Ce que nous apprennent les Romains

Histoires de sous

d'Lëtzebuerger Land vom 23.03.2012

De nos jours, un des combattants les plus farouches du néo-libéralisme déréglé est l’art contemporain qui, avec ses installations souvent saugrenues, dénonce le consumérisme, exhorte l’homme à la pensée critique, lui fournit, en somme, les armes nécessaires pour se défendre contre le flux quotidien d’images publicitaires du genre « Prouvez votre individualisme, achetez la nouvelle BMW » ou « Vous n’êtes pas une femme avant d’avoir mis la nouvelle lingerie de Lise Charmel » ou encore « Donnez à votre chien un style unique, achetez-lui le nouvel iPad, spécialement conçu pour commander du pedigree sur Internet avec une seule touche, le tout pour 899 euros ! » Bref, l’art contemporain contre un bon vieux lavage de cerveau. Et ce n’est pas tout à fait faux.

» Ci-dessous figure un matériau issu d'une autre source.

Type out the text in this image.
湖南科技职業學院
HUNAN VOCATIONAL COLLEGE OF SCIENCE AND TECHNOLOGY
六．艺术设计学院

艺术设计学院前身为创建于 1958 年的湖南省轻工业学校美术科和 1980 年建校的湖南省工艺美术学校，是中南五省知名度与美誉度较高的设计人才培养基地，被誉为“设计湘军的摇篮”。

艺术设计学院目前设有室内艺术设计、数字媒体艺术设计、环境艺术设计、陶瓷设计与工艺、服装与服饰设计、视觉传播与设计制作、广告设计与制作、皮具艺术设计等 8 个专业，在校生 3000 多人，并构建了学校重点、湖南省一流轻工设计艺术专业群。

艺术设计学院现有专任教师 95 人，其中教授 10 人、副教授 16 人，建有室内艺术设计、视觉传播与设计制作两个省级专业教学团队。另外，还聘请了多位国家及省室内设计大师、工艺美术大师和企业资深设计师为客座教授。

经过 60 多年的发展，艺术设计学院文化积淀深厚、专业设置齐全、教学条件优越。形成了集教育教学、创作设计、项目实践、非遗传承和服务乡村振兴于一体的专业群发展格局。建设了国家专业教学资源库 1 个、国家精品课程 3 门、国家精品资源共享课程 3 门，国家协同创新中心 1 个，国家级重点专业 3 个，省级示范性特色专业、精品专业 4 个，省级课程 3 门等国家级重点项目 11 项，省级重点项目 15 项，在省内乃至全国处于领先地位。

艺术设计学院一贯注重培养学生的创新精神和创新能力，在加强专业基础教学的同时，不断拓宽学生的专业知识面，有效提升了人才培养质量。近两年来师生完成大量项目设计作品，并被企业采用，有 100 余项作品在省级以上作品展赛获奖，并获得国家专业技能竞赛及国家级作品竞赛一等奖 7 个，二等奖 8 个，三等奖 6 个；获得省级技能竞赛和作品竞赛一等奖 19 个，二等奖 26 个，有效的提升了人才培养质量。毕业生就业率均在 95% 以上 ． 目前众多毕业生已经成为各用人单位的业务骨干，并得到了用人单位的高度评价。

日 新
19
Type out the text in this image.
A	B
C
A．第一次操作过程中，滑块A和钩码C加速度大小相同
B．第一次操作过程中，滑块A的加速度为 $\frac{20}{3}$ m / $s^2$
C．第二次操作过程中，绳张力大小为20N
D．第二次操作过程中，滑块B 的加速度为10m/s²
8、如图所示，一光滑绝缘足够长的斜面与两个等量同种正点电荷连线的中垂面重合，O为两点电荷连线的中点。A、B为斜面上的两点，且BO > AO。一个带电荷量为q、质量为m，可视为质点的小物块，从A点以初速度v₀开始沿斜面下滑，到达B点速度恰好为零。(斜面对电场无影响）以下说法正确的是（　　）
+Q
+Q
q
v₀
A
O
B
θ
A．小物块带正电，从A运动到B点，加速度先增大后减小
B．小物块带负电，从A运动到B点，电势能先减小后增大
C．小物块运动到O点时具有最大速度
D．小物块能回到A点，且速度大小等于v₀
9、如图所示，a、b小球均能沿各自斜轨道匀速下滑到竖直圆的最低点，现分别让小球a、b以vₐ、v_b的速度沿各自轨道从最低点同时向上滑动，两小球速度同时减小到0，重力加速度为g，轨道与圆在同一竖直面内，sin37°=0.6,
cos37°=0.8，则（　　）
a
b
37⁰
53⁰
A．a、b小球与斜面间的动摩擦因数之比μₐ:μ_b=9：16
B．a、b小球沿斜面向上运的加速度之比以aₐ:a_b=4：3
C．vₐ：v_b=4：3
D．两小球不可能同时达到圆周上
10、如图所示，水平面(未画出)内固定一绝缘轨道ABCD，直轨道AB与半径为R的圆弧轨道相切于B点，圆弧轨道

Mais il y a d’autres musées au Luxem[-]bourg que le Casino et le Mudam, dont les forces subversives ne sont peut-être pas aussi apparentes, mais qui nous apprennent quand même, si l’on s’intéresse un tant soit peu à l’Histoire de la région mosellane, que les temps durs que nous subissons depuis quelques années ne sont nullement un phénomène récent. Vous allez me répondre que oui, bien sûr, il y a eu la crise économique de 1929. Certes, mais il y a également eu celle de 253. Après Jésus-Christ. Qui a, d’ailleurs, gravement touché le Luxembourg, c’est-à-dire la région de Trèves. Et qui dura pas moins de 31 ans, jusqu’en 284, jusqu’à l’arrivée au pouvoir de Dioclétien. Et encore.

S’il est vrai que les vieilles pierres romaines, les fragments de stèles funéraires, les épées rouillées, les statuettes de déesses-mères et autres bibelots décoratifs en bronze ne sont pas aussi fascinants que des machines qui font caca, et que le Musée national d’histoire et d’art est plus connu pour sa terrasse et son salad bar (avec ses bouteilles d’eau design) pour jeunes hommes et femmes d’affaires qui ont besoin de quelques feuilles de laitue et tomates séchées avant de se remettre à vendre des stock options, il (le MNHA) cache un trésor assez insoupçonné. Et je ne parle pas de la mosaïque de Vichten, qui compte parmi les plus belles découvertes romaines jamais faites et qui n’a rien à envier aux trésors de Pompéi (qui de toute façon sont en train de tomber en ruine parce que, bizarrement, l’argent versé par l’État italien pour la conservation du patrimoine disparaît dans les bas-fonds napolitains).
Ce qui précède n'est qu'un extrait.